I was trying to say that if anybody should type into their browser;

www.mysite.com/valeting or
www.mysite.com/VaLeTing or
www.mysite.com/VaLeting.php or
mysite.com/VALeting.html

that they would be taken to the following location;
[mysite.com...]

The case in which the user types into his or her browser should be ignored and the file extension wether the user chooses to use one or not gets ignored

however as I have over 100 pages in the same format as the one above
(www.mysite.com/PAGENAME.php?subtype=PAGENAME)
I would like to have a universal rule that would effect every page.

lucy24;

sounds like a good option,
"...but a page is a page. It's either there or it isn't"
in the case of Valeting.php it wouldn't be there.
Im aiming towards a memorable URL.
I cant expect my users to remember the case of a memorable URL aswell?
So where you say I could send everything to a php subroutine, this definately be an option to consider.

g1smd

4:34 pm on Aug 21, 2011 (gmt 0)

WebmasterWorld Senior Member 10+ Year Member Top Contributors Of The Month



If you allow multiple URLs to deliver the exact same content (through a RewriteRule configured to deliver an internal rewrite) then you are creating a Duplicate Content problem.

What you should actually do is redirect incorrectly cased URL requests (with a RewriteRule configured to deliver a redirect) to the correct URL, and then, and only then, deliver the content. You should also redirect lower-case .php requests to the correct extensionless version.

This is a multiple step problem.

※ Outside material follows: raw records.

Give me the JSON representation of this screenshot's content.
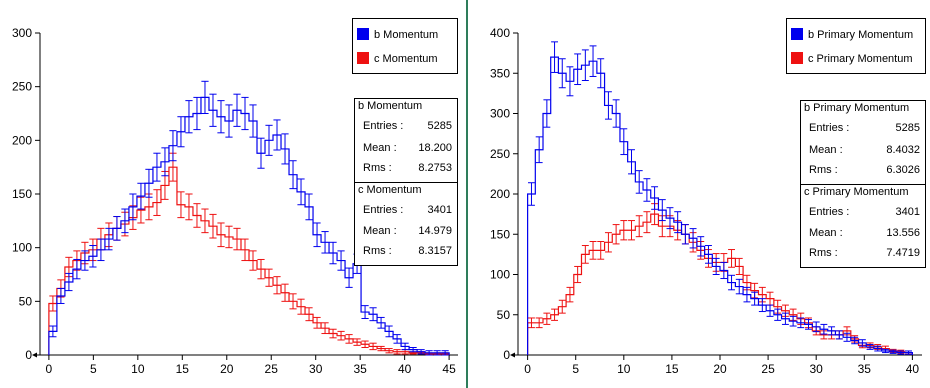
{
  "colors": {
    "b": "#0000ee",
    "c": "#ee1111",
    "divider": "#2e7d5b"
  },
  "chart_data": [
    {
      "type": "histogram",
      "title": "",
      "xlabel": "",
      "ylabel": "",
      "xlim": [
        -1,
        46
      ],
      "ylim": [
        0,
        300
      ],
      "xticks": [
        0,
        5,
        10,
        15,
        20,
        25,
        30,
        35,
        40,
        45
      ],
      "yticks": [
        0,
        50,
        100,
        150,
        200,
        250,
        300
      ],
      "legend": {
        "position": "top-right",
        "entries": [
          "b Momentum",
          "c Momentum"
        ]
      },
      "series": [
        {
          "name": "b Momentum",
          "color": "#0000ee",
          "bin_width": 0.9,
          "x": [
            0.45,
            1.35,
            2.25,
            3.15,
            4.05,
            4.95,
            5.85,
            6.75,
            7.65,
            8.55,
            9.45,
            10.35,
            11.25,
            12.15,
            13.05,
            13.95,
            14.85,
            15.75,
            16.65,
            17.55,
            18.45,
            19.35,
            20.25,
            21.15,
            22.05,
            22.95,
            23.85,
            24.75,
            25.65,
            26.55,
            27.45,
            28.35,
            29.25,
            30.15,
            31.05,
            31.95,
            32.85,
            33.75,
            34.65,
            35.55,
            36.45,
            37.35,
            38.25,
            39.15,
            40.05,
            40.95,
            41.85,
            42.75,
            43.65,
            44.55
          ],
          "values": [
            22,
            55,
            68,
            80,
            88,
            92,
            98,
            108,
            118,
            125,
            138,
            148,
            160,
            175,
            180,
            195,
            208,
            222,
            225,
            240,
            228,
            222,
            218,
            228,
            225,
            218,
            188,
            200,
            205,
            192,
            168,
            152,
            138,
            112,
            105,
            95,
            88,
            72,
            85,
            40,
            38,
            30,
            22,
            15,
            8,
            5,
            3,
            2,
            2,
            2
          ],
          "errors": [
            5,
            7,
            8,
            9,
            9,
            10,
            10,
            10,
            11,
            11,
            12,
            12,
            13,
            13,
            13,
            14,
            14,
            15,
            15,
            15,
            15,
            15,
            15,
            15,
            15,
            15,
            14,
            14,
            14,
            14,
            13,
            12,
            12,
            11,
            10,
            10,
            9,
            9,
            9,
            6,
            6,
            5,
            5,
            4,
            3,
            2,
            2,
            2,
            2,
            2
          ],
          "stats": {
            "title": "b Momentum",
            "entries": "5285",
            "mean": "18.200",
            "rms": "8.2753"
          }
        },
        {
          "name": "c Momentum",
          "color": "#ee1111",
          "bin_width": 0.9,
          "x": [
            0.45,
            1.35,
            2.25,
            3.15,
            4.05,
            4.95,
            5.85,
            6.75,
            7.65,
            8.55,
            9.45,
            10.35,
            11.25,
            12.15,
            13.05,
            13.95,
            14.85,
            15.75,
            16.65,
            17.55,
            18.45,
            19.35,
            20.25,
            21.15,
            22.05,
            22.95,
            23.85,
            24.75,
            25.65,
            26.55,
            27.45,
            28.35,
            29.25,
            30.15,
            31.05,
            31.95,
            32.85,
            33.75,
            34.65,
            35.55,
            36.45,
            37.35,
            38.25,
            39.15,
            40.05,
            40.95,
            41.85,
            42.75,
            43.65,
            44.55
          ],
          "values": [
            48,
            62,
            82,
            88,
            95,
            98,
            108,
            112,
            118,
            122,
            128,
            135,
            138,
            142,
            158,
            175,
            140,
            138,
            130,
            125,
            120,
            112,
            110,
            108,
            98,
            88,
            80,
            72,
            65,
            58,
            50,
            45,
            38,
            30,
            25,
            20,
            18,
            15,
            12,
            10,
            8,
            6,
            4,
            3,
            3,
            2,
            2,
            1,
            1,
            1
          ],
          "errors": [
            7,
            8,
            9,
            9,
            10,
            10,
            10,
            11,
            11,
            11,
            11,
            12,
            12,
            12,
            13,
            13,
            12,
            12,
            11,
            11,
            11,
            11,
            10,
            10,
            10,
            9,
            9,
            8,
            8,
            8,
            7,
            7,
            6,
            5,
            5,
            4,
            4,
            4,
            3,
            3,
            3,
            2,
            2,
            2,
            2,
            1,
            1,
            1,
            1,
            1
          ],
          "stats": {
            "title": "c Momentum",
            "entries": "3401",
            "mean": "14.979",
            "rms": "8.3157"
          }
        }
      ]
    },
    {
      "type": "histogram",
      "title": "",
      "xlabel": "",
      "ylabel": "",
      "xlim": [
        -1,
        41
      ],
      "ylim": [
        0,
        400
      ],
      "xticks": [
        0,
        5,
        10,
        15,
        20,
        25,
        30,
        35,
        40
      ],
      "yticks": [
        0,
        50,
        100,
        150,
        200,
        250,
        300,
        350,
        400
      ],
      "legend": {
        "position": "top-right",
        "entries": [
          "b Primary Momentum",
          "c Primary Momentum"
        ]
      },
      "series": [
        {
          "name": "b Primary Momentum",
          "color": "#0000ee",
          "bin_width": 0.8,
          "x": [
            0.4,
            1.2,
            2.0,
            2.8,
            3.6,
            4.4,
            5.2,
            6.0,
            6.8,
            7.6,
            8.4,
            9.2,
            10.0,
            10.8,
            11.6,
            12.4,
            13.2,
            14.0,
            14.8,
            15.6,
            16.4,
            17.2,
            18.0,
            18.8,
            19.6,
            20.4,
            21.2,
            22.0,
            22.8,
            23.6,
            24.4,
            25.2,
            26.0,
            26.8,
            27.6,
            28.4,
            29.2,
            30.0,
            30.8,
            31.6,
            32.4,
            33.2,
            34.0,
            34.8,
            35.6,
            36.4,
            37.2,
            38.0,
            38.8,
            39.6
          ],
          "values": [
            200,
            255,
            300,
            370,
            350,
            340,
            355,
            360,
            365,
            350,
            310,
            300,
            265,
            240,
            215,
            205,
            195,
            180,
            170,
            165,
            150,
            145,
            135,
            125,
            110,
            105,
            90,
            85,
            75,
            70,
            62,
            55,
            50,
            45,
            42,
            40,
            38,
            35,
            32,
            30,
            25,
            22,
            18,
            15,
            10,
            8,
            5,
            4,
            3,
            3
          ],
          "errors": [
            14,
            16,
            17,
            19,
            18,
            18,
            19,
            19,
            19,
            18,
            17,
            17,
            16,
            15,
            14,
            14,
            14,
            13,
            13,
            13,
            12,
            12,
            12,
            11,
            10,
            10,
            9,
            9,
            9,
            8,
            8,
            7,
            7,
            7,
            6,
            6,
            6,
            6,
            6,
            5,
            5,
            5,
            4,
            4,
            3,
            3,
            2,
            2,
            2,
            2
          ],
          "stats": {
            "title": "b Primary Momentum",
            "entries": "5285",
            "mean": "8.4032",
            "rms": "6.3026"
          }
        },
        {
          "name": "c Primary Momentum",
          "color": "#ee1111",
          "bin_width": 0.8,
          "x": [
            0.4,
            1.2,
            2.0,
            2.8,
            3.6,
            4.4,
            5.2,
            6.0,
            6.8,
            7.6,
            8.4,
            9.2,
            10.0,
            10.8,
            11.6,
            12.4,
            13.2,
            14.0,
            14.8,
            15.6,
            16.4,
            17.2,
            18.0,
            18.8,
            19.6,
            20.4,
            21.2,
            22.0,
            22.8,
            23.6,
            24.4,
            25.2,
            26.0,
            26.8,
            27.6,
            28.4,
            29.2,
            30.0,
            30.8,
            31.6,
            32.4,
            33.2,
            34.0,
            34.8,
            35.6,
            36.4,
            37.2,
            38.0,
            38.8,
            39.6
          ],
          "values": [
            40,
            40,
            45,
            50,
            60,
            75,
            100,
            125,
            130,
            130,
            140,
            150,
            155,
            155,
            160,
            165,
            175,
            160,
            160,
            155,
            150,
            140,
            130,
            120,
            115,
            115,
            120,
            110,
            90,
            80,
            75,
            70,
            60,
            55,
            50,
            45,
            40,
            30,
            25,
            25,
            25,
            30,
            20,
            12,
            12,
            10,
            8,
            5,
            4,
            3
          ],
          "errors": [
            6,
            6,
            7,
            7,
            8,
            9,
            10,
            11,
            11,
            11,
            12,
            12,
            12,
            12,
            13,
            13,
            13,
            13,
            13,
            12,
            12,
            12,
            11,
            11,
            11,
            11,
            11,
            10,
            9,
            9,
            9,
            8,
            8,
            7,
            7,
            7,
            6,
            5,
            5,
            5,
            5,
            5,
            4,
            3,
            3,
            3,
            3,
            2,
            2,
            2
          ],
          "stats": {
            "title": "c Primary Momentum",
            "entries": "3401",
            "mean": "13.556",
            "rms": "7.4719"
          }
        }
      ]
    }
  ],
  "labels": {
    "entries": "Entries :",
    "mean": "Mean :",
    "rms": "Rms :"
  }
}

The first step is to ensure that links within your site link only to the lower-case version of the URL and that .php does not appear in those links.

Next you install a redirect script, a few lines of PHP, that sends a 301 redirect to the correct URL when it is invoked. This script performs the "to lower case" function and the removal of the .php of the requested URL and sends both a 301 HEADER and a location HEADER with the new URL in it.

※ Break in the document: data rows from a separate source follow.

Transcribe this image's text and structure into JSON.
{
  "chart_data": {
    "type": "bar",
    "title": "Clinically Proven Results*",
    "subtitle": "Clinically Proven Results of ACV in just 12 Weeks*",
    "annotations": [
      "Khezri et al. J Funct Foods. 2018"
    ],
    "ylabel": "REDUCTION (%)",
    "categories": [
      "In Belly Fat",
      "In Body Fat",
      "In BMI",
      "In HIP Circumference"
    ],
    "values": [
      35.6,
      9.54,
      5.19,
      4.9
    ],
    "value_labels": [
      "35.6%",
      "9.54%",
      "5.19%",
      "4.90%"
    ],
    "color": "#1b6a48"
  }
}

You invoke that PHP script using a RewriteRule that detects if THE_REQUEST contains any upper-case characters in the path part of the URL. Those upper-case requests (both with and without .php in the request) are then internally rewritten to that PHP script.

You also install a redirect (using another RewriteRule) such that if fully lower-case external URL requests are received with a .php extension they are 301 redirected to the correct URL without the .php extension included.

Finally you have the normal non-www to www 301 canonicalisation rule in another RewriteRule set.

That's the redirects dealt with.

The last part of the puzzle is to internally rewrite lower-case extensionless requests to the correct server-internal location to actually deliver the content.

Broken down into simply defined problems to solve, each part becomes simple to code and test. The whole thing is probably 12 lines of mod_rewrite code and 20 lines of PHP code.


Be sure you fully understand the difference between a redirect and a rewrite (even though both use the RewriteRule syntax). They are very different things, even though the coding for each is only different by a few characters.